C’est sans aucun doute le premier fait marquant de ce Tour de France 2012. Nous sommes à 26 kilomètres de l’arrivée jugée à Metz. Sur le point de rattraper quatre échappés, le peloton roule à vive allure. La route est (assez) large mais le vent de côté souffle fort. La chute est presque inévitable. « C’était nerveux durant toute la journée, soupire le Français Pierre Rolland, durement touché aux côtes. Il y avait de la pluie, du vent… Tout le monde voulait être devant mais il n’y a pas de place. Ça allait très vite et ça fait mal. » Au sens propre, comme au figuré.
Relégué à 2’50 de Fabian Cancellara, le coureur d’Europcar n’est pas le seul à avoir perdu gros dans cette chute. Alors qu’une bonne trentaine de coureurs sont tombés, certains d’entre eux peuvent faire une croix sur leurs ambitions sur ce Tour.
C’est le cas du Canadien Ryder Hesjedal. Le vainqueur du dernier Tour d’Italie pointe désormais à… 13’38 du maillot jaune. Fatal. Mal en point avant la Grande Boucle en raison d’une épaule douloureuse, Fränk Schleck occupe quant à lui la 37e place du général à 2’43 du « Spartacus » suisse. Edvald Boasson Hagen, Alejandro Valverde, Jean-Christophe Péraud ou encore Michele Scarponi ont eux aussi perdu de précieuses minutes.

Bernaudeau : « Laissons faire les coureurs avec leur instinct de survie »

Autre victime de cette chute, Thomas Voeckler, 115e du général à 14’17 et dépité à l’arrivée, n’a pas hésité à critiquer les oreillettes. « Quarante-quatre directeurs sportifs mettent la pression aux coureurs pour qu’ils soient présents à un endroit précis. Mais il n’y a pas de place pour tout le monde, souffle le coureur d’Europcar. Sans oreillettes, ce serait moins nerveux. C’est mon avis, je l’assume. »

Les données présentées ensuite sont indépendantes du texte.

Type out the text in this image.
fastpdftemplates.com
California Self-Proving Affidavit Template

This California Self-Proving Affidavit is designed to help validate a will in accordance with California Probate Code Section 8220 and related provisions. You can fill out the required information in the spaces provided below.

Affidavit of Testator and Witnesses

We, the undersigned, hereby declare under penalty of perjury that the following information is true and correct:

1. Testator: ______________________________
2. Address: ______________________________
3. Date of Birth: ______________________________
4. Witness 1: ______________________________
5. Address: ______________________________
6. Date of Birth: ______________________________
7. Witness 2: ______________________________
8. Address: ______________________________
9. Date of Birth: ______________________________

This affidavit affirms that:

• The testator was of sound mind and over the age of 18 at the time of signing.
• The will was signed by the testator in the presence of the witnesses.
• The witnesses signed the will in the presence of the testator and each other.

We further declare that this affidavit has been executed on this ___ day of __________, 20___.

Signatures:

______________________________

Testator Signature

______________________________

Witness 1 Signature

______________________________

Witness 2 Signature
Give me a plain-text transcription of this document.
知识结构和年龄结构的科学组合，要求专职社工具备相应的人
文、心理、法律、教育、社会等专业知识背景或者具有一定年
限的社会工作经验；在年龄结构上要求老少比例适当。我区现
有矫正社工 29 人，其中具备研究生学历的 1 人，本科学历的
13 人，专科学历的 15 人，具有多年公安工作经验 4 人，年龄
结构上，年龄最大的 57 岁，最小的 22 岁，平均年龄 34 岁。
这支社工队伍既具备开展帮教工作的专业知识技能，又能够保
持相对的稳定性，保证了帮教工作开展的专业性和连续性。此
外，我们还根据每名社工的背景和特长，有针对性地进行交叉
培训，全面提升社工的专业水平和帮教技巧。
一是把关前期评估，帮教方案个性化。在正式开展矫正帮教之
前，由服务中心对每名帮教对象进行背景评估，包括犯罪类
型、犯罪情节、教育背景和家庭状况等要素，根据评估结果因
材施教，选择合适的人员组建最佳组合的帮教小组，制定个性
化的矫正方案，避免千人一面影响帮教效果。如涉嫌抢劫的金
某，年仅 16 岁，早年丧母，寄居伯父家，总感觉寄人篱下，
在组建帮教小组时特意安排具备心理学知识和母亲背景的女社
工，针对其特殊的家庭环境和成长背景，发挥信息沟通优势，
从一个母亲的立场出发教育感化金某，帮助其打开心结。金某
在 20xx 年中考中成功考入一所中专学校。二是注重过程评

Cela tombe bien, Jean-René Bernaudeau, son directeur sportif, va dans le même sens : « Il faut arrêter de dire aux coureurs de remonter. Il n’y a pas de place pour tout le monde. Cette chute est arrivée à 65km/heure. Un tas, des bas-côtés glissants. Une catastrophe. Laissons faire les coureurs avec leur instinct de survie. Ça devient très tendu. Nous, on a perdu gros aujourd’hui. C’est une sale journée. » « JRB » a tout résumé.